Explaining the Chromebook Security Scare in Plain English: Don’t Panic!

Yesterday I pushed out to various of my venues a Google notice regarding a security vulnerability relating to a long list of Chrome OS based devices (that is, “CrOS” on Chromebooks and Chromeboxes). That notice (which is titled more like a firmware upgrade advisory than a security warning per se) is at:


While that page is generally very well written, it is still quite technical in its language. Unfortunately, while I thought it was important yesterday to disseminate it as quickly as possible, I was not in a position to write any significant additional commentary to accompany those postings at that time. 

Today my inbox is filled with concerned queries from Chromebook and Chromebox users regarding this issue, who found that Google page to be relatively opaque.

Does this bug apply to us? Should we rush to upgrade? What happens if something goes wrong? Should our school be concerned — we’ve got lots of students using Chromebooks, what should we do? Help!

Here’s the executive summary — perhaps the way that Google should have said it: DON’T PANIC! — especially if you have strong passwords. Most of you don’t really have to worry much about this one. But please do keep reading, especially and definitely if you’re a corporate user or someone else in a particularly high security environment.

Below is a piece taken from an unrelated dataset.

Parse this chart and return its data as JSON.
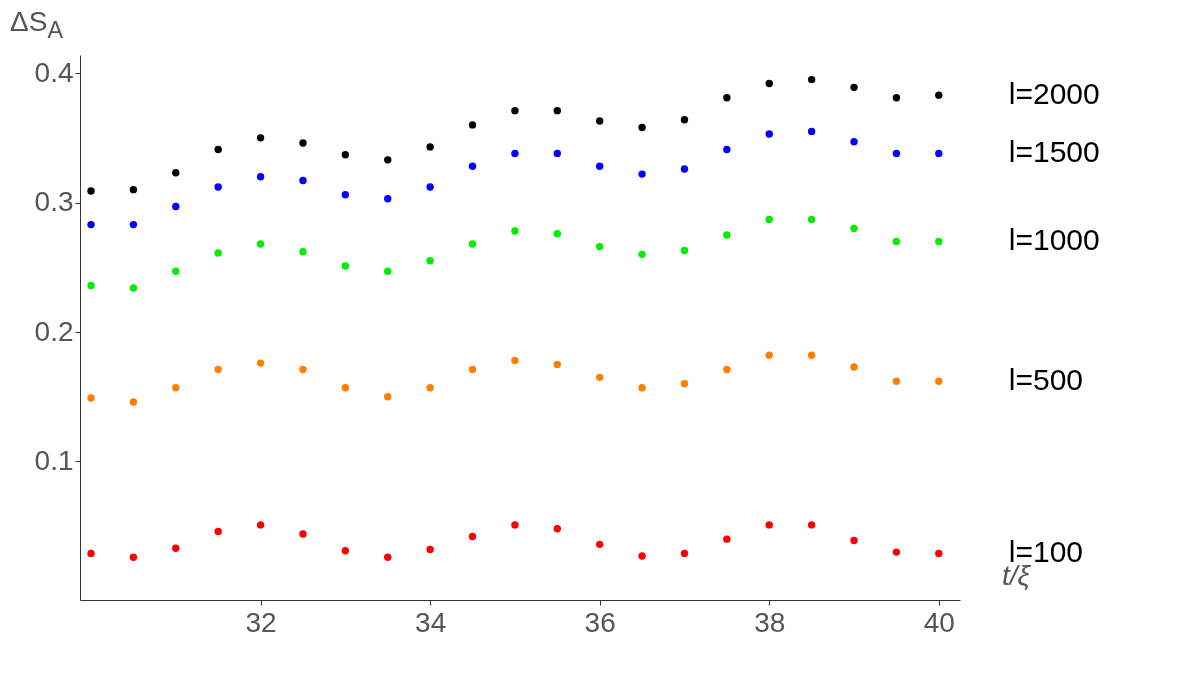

This is not a large-scale attack vulnerability, where millions of devices can be easily compromised. In fact, even in worst case scenarios, the attack is computationally “expensive” — meaning that much more “targeted” attacks, e.g., against perceived “high-value” individuals, would be the focus.

Google has already take steps in their routine Chrome OS updates to mitigate some aspects of this problem and to make it an even less practical attack from the standpoint of most individual users, though the vulnerability cannot be completely closed via this approach for everyone.

The underlying problem is a flaw in the firmware (the programming) of a specific chip in these devices, called a TPM. Google didn’t expand that acronym in their notice, so I will — it stands for Trusted Platform Module.

The TPM is a crucial part of the cryptographic system that protects the data on Chrome OS devices. It’s sort of the “roach motel” of security chips — certain important crypto key data gets in there but can’t get out (yet can still be utilized appropriately by the system).

The TPM firmware flaw in question makes the possibility of “brute force” guessing of internal crypto keys more practical in a targeted sense, but again, not at large scale. And in fact, if you have a weak password, that’s a far greater vulnerability for most users than this TPM bug ever would have been. Google’s mitigations of this problem already provide good protection for most individual users with strong passwords.

C’mon, switch to a strong password already! You’ll sleep better.

It’s really in high security corporate environments and similar situations where the TPM flaw is of more concern, particularly where individual users may be reasonably expected to be targets of security attacks.

Where firms or other organizations are using their own crypto certificates via the TPM to allow corporate or other access (or use “Verified Access” for enterprise-managed authentication) the TPM bug is definitely worthy of quite serious consideration at least.

Ordinary users can upgrade their TPM firmware if they wish (in enterprise-managed environments, you will likely need administrative permission to perform this). The procedure uses the “powerwash” function of the devices, as explained on the Google page.

But as also noted there, this is not a risk-free procedure. Powerwash wipes all user data from the device, and devices can fail to boot if things go wrong during the process. There are usually ways to recover even from that eventuality, but you probably don’t want to be in that position if you can reasonably avoid it.

For the record, I am personally not upgrading the TPM firmware on the Chrome OS devices that I use or manage at this time. They all have decent passwords, and especially for remote users I won’t risk the powerwash sequence for now.

I am of course monitoring the situation and will re-evaluate as necessary. Google is working on a way to update the TPM firmware without a powerwash — if that comes to pass it will significantly change the equation. And of course if I had to use any of these devices in an environment where TPM-based crypto certificates were required, I’d consider a powerwash for TPM firmware upgrade to be a mandatory prerequisite.

In the meantime, be aware of the situation, think about it, but once again, don’t panic!